Merger mania is once again gripping our nation. The merger trend is slated to continue because of a combination of emerging information technologies, deregulation, privatization, and lowered trade barriers. The implication for small business is significant: when competitors consolidate, the small business is more vulnerable to the strong arm tactics available to these larger competitors. Some of those tactics are illegal, but large competitors might violate the law, either willfully or unknowingly. It is the responsibility of small business to be vigilant in knowing its rights in this area and enforcing them.
This paper will present the legal and strategic response options of a small business when faced with a merger that will create a new dominant firm. The history and rules of merger law will be described; legal response options, then strategic response options will be discussed; finally a recent case in which a small business was confronted by this problem will be reported and used to illustrate various response options.
Imagine that you are a small business owner. After years of hard work you have achieved a market share of 20% of your niche market. One day, as you read your monthly trade journal, you learn that your two largest competitors have announced a merger. The new firm will become dominant in the market, with about 70% of sales. Past aggressive business tactics of the merging firms raises your concern that the newly dominant firm will throw its weight around. Will you be able to compete effectively in the new environment? Is the merger legal? What can you do to challenge its legality or respond strategically to this new threat? This paper will address these concerns.

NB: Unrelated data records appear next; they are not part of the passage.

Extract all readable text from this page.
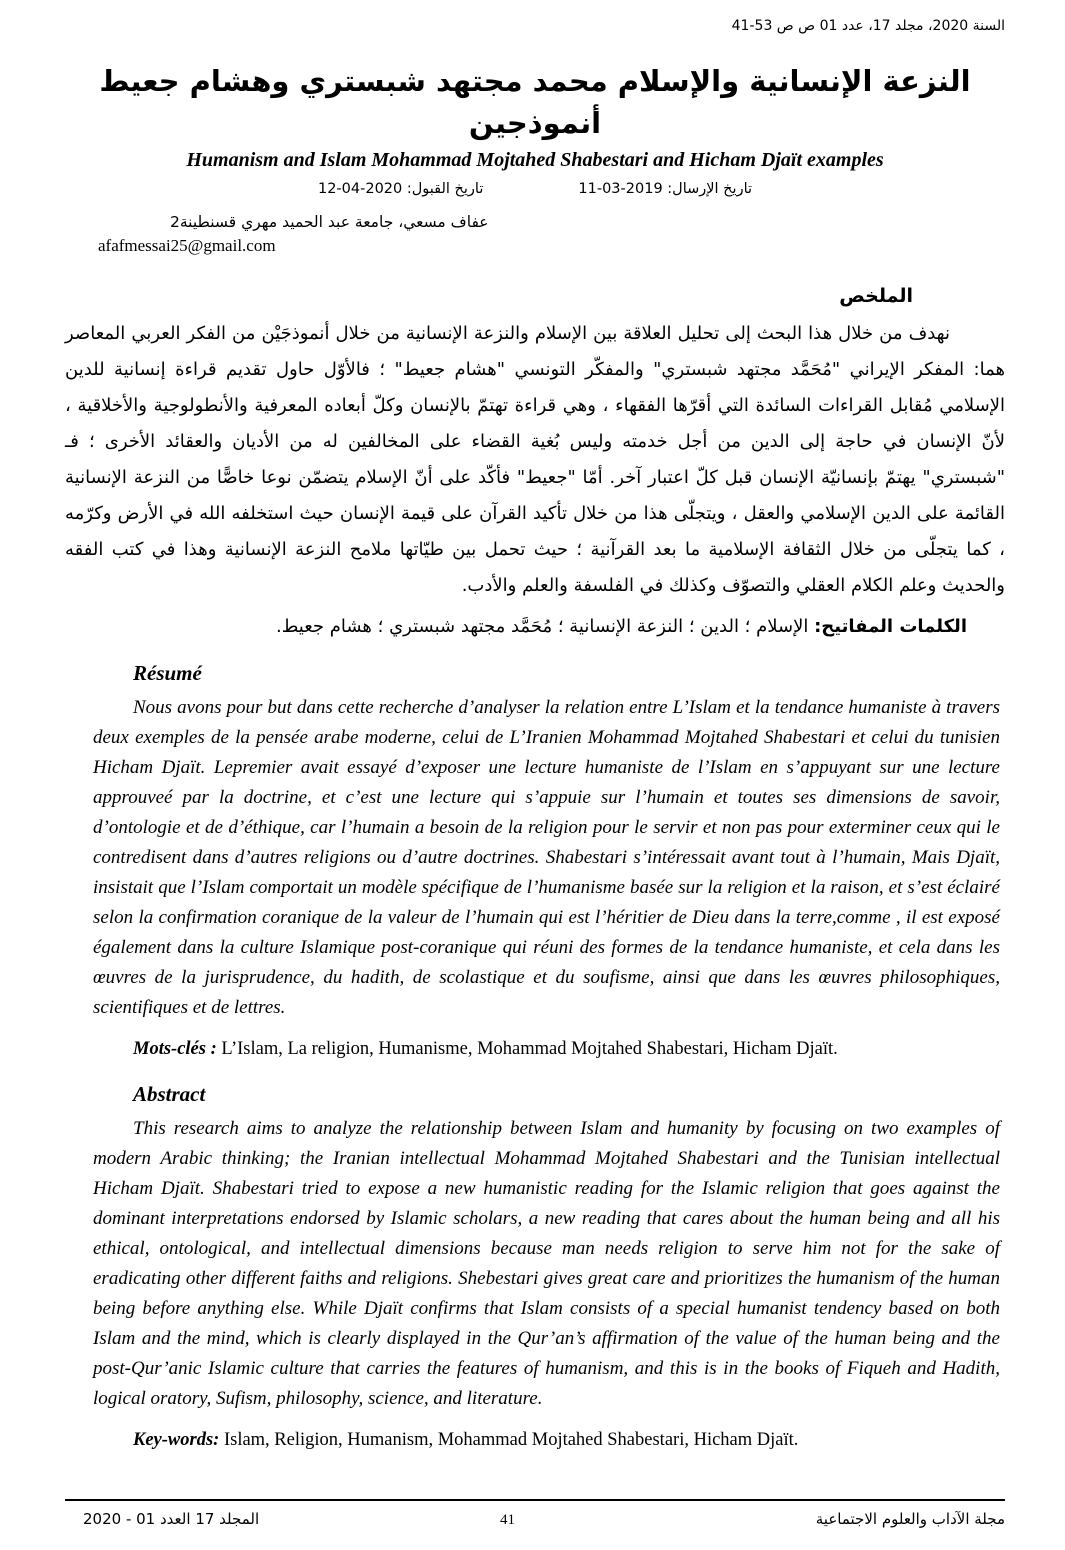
السنة 2020، مجلد 17، عدد 01 ص ص 53-41
النزعة الإنسانية والإسلام محمد مجتهد شبستري وهشام جعيط أنموذجين
Humanism and Islam Mohammad Mojtahed Shabestari and Hicham Djaït examples
تاريخ الإرسال: 2019-03-11
تاريخ القبول: 2020-04-12
عفاف مسعي، جامعة عبد الحميد مهري قسنطينة2
afafmessai25@gmail.com
الملخص

نهدف من خلال هذا البحث إلى تحليل العلاقة بين الإسلام والنزعة الإنسانية من خلال أنموذجَيْن من الفكر العربي المعاصر هما: المفكر الإيراني "مُحَمَّد مجتهد شبستري" والمفكّر التونسي "هشام جعيط" ؛ فالأوّل حاول تقديم قراءة إنسانية للدين الإسلامي مُقابل القراءات السائدة التي أقرّها الفقهاء ، وهي قراءة تهتمّ بالإنسان وكلّ أبعاده المعرفية والأنطولوجية والأخلاقية ، لأنّ الإنسان في حاجة إلى الدين من أجل خدمته وليس بُغية القضاء على المخالفين له من الأديان والعقائد الأخرى ؛ فـ "شبستري" يهتمّ بإنسانيّة الإنسان قبل كلّ اعتبار آخر. أمّا "جعيط" فأكّد على أنّ الإسلام يتضمّن نوعا خاصًّا من النزعة الإنسانية القائمة على الدين الإسلامي والعقل ، ويتجلّى هذا من خلال تأكيد القرآن على قيمة الإنسان حيث استخلفه الله في الأرض وكرّمه ، كما يتجلّى من خلال الثقافة الإسلامية ما بعد القرآنية ؛ حيث تحمل بين طيّاتها ملامح النزعة الإنسانية وهذا في كتب الفقه والحديث وعلم الكلام العقلي والتصوّف وكذلك في الفلسفة والعلم والأدب.

الكلمات المفاتيح: الإسلام ؛ الدين ؛ النزعة الإنسانية ؛ مُحَمَّد مجتهد شبستري ؛ هشام جعيط.

Résumé

Nous avons pour but dans cette recherche d’analyser la relation entre L’Islam et la tendance humaniste à travers deux exemples de la pensée arabe moderne, celui de L’Iranien Mohammad Mojtahed Shabestari et celui du tunisien Hicham Djaït. Lepremier avait essayé d’exposer une lecture humaniste de l’Islam en s’appuyant sur une lecture approuveé par la doctrine, et c’est une lecture qui s’appuie sur l’humain et toutes ses dimensions de savoir, d’ontologie et de d’éthique, car l’humain a besoin de la religion pour le servir et non pas pour exterminer ceux qui le contredisent dans d’autres religions ou d’autre doctrines. Shabestari s’intéressait avant tout à l’humain, Mais Djaït, insistait que l’Islam comportait un modèle spécifique de l’humanisme basée sur la religion et la raison, et s’est éclairé selon la confirmation coranique de la valeur de l’humain qui est l’héritier de Dieu dans la terre,comme , il est exposé également dans la culture Islamique post-coranique qui réuni des formes de la tendance humaniste, et cela dans les œuvres de la jurisprudence, du hadith, de scolastique et du soufisme, ainsi que dans les œuvres philosophiques, scientifiques et de lettres.

Mots-clés : L’Islam, La religion, Humanisme, Mohammad Mojtahed Shabestari, Hicham Djaït.

Abstract

This research aims to analyze the relationship between Islam and humanity by focusing on two examples of modern Arabic thinking; the Iranian intellectual Mohammad Mojtahed Shabestari and the Tunisian intellectual Hicham Djaït. Shabestari tried to expose a new humanistic reading for the Islamic religion that goes against the dominant interpretations endorsed by Islamic scholars, a new reading that cares about the human being and all his ethical, ontological, and intellectual dimensions because man needs religion to serve him not for the sake of eradicating other different faiths and religions. Shebestari gives great care and prioritizes the humanism of the human being before anything else. While Djaït confirms that Islam consists of a special humanist tendency based on both Islam and the mind, which is clearly displayed in the Qur’an’s affirmation of the value of the human being and the post-Qur’anic Islamic culture that carries the features of humanism, and this is in the books of Fiqueh and Hadith, logical oratory, Sufism, philosophy, science, and literature.

Key-words: Islam, Religion, Humanism, Mohammad Mojtahed Shabestari, Hicham Djaït.

المجلد 17 العدد 01 - 2020	41	مجلة الآداب والعلوم الاجتماعية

As long ago as 1911, President William Howard Taft recognized that monopolies and concentrated industries are a threat not only to the public, but to small business as well (Schnitzer, 1978). The antitrust laws were enacted to counter that threat. The first federal antitrust statute was the Sherman Act of 1890. It made it a federal crime for a firm to either monopolize an industry or to act in concert with other firms to restrain trade. However, federal prosecutors found it difficult to enforce this act, and in 1914 Congress attempted to strengthen enforcement by enacting the Clayton Act. This act made certain specific actions, like price fixing, automatic violations of the Sherman Act. It also make it illegal for firms to merge if there was a reasonable likelihood that the merger would result in less competition. This was an important change, because the Clayton Act's anti-merger provision did not require proof of actual harm, only proof that harm "may" result. This lighter burden of proof made it easier for federal regulators to prevent a proposed merger, compared with attempting to break up an existing monopoly (Cheeseman, 1998).